Freedom and discipline are concepts that create confusion and that each family interprets differently. These interpretations will lead to the application of certain educational guidelines and styles that cause us to be parents who are more or less permissive, controlling, affectionate.
From a more conventional viewpoint, discipline tends to be confused with correction and punishment. In this case, parents wonder: How do I control my child’s behaviour? The techniques that are applied from this model would be those aimed at modifying negative behaviours through punishment or lectures, and awarding kids with ‘stars, points, money, sweets…’ to encourage good behaviour. Within this model, freedom would be viewed in the same way as something adults impose on children. In other words, I – as the adult – let you do what you want and I don’t set limits because I want you to grow up with freedom, without conditions that could influence you, so you can develop your own personality.
However, ‘Letting children do what they want when they still haven’t developed self-control is to betray the idea of freedom’ (María Montessori, The Absorbent Mind). Montessori schools are often labelled as free education centres, but that is not true. Nothing could be further from the truth. As María Montessori said, at our schools the kids do not do what they want, but instead love what they do, and this has an enormous repercussion on the ambience of respect and warmth that can be felt in our classrooms. Our understanding of the concepts of freedom and discipline represent the foundation of our interactions with the children and how we work on their socioemotional development. In our model, we believe that discipline and freedom are abilities that the children bring with them and we, the adults, have to prepare their environment so that they can fully develop these skills.
Discipline is understood as the capacity of self-control, self-discipline and willpower, whereas freedom is understood as the ability to freely choose and accept the consequences of our choices. As parents and educators, we can help them to develop these skills by providing order and routines, as well as limits, which make children feel safe and secure. Limits have to be imposed naturally and make sense, focused on preserving safety and respect, getting along with others, and order. This concept would be closer to what is known today as positive discipline.
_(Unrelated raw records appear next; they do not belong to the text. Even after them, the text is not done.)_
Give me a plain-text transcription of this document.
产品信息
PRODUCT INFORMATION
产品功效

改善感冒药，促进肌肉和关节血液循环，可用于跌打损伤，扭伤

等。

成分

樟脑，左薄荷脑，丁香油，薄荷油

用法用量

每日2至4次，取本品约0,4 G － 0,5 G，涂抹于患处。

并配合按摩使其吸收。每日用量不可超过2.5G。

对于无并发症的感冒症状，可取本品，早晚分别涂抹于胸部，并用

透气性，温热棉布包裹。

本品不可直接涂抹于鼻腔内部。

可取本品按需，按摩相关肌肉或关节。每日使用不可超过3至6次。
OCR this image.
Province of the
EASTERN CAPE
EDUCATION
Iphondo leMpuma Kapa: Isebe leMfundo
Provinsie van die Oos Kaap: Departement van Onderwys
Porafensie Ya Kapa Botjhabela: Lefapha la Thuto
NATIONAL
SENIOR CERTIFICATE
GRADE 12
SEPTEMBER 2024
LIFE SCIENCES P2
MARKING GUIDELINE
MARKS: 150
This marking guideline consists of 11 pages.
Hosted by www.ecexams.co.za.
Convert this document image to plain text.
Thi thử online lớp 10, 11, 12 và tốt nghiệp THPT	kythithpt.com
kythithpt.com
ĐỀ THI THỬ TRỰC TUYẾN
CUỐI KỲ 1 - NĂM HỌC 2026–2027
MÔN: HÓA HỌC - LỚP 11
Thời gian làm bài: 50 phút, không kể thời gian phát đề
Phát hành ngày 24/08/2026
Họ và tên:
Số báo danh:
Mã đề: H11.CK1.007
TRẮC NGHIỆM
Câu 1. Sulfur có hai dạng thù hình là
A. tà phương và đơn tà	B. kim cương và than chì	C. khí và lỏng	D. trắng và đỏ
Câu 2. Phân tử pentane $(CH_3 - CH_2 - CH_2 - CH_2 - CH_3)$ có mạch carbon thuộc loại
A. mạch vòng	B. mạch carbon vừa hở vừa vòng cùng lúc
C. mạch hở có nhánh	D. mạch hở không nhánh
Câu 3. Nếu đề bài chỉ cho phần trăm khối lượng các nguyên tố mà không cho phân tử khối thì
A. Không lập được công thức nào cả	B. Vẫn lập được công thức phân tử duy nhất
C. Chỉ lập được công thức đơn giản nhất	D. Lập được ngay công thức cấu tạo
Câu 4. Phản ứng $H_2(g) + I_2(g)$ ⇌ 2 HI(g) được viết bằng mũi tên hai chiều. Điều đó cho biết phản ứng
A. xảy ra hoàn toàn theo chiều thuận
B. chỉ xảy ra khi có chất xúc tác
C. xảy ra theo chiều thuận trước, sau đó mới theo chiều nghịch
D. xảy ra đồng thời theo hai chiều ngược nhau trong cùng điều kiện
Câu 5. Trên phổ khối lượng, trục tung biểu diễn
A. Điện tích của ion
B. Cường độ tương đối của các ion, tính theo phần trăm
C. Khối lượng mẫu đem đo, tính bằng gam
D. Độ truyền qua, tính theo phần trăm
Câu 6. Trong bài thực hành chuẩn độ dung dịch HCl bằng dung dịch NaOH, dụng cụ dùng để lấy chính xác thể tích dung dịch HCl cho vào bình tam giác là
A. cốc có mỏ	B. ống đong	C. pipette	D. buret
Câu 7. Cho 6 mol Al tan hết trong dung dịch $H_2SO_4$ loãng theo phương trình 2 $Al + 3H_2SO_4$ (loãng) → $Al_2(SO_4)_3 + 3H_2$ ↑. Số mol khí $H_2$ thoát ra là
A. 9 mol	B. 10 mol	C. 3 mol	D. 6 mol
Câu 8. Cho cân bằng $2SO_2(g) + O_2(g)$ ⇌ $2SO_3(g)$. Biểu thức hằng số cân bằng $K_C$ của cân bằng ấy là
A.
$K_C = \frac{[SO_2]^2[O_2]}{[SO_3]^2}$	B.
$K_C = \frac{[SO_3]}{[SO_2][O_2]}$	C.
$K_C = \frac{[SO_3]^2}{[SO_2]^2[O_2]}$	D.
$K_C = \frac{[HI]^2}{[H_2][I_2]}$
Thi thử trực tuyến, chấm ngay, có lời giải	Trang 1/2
Positive discipline entails a change of approach and a change in the question, from how do I control my child, to how do I accompany and support them so that they learn self-control and to make responsible decisions? This discipline teaches skills and involves deciding what we are going to do as parents, firmly yet lovingly, instead of waiting for the child to ‘behave’. As they grow, we can involve them more in the process of searching for solutions.
This will ensure that we keep building relationships with our children based on love and respect that will last a lifetime.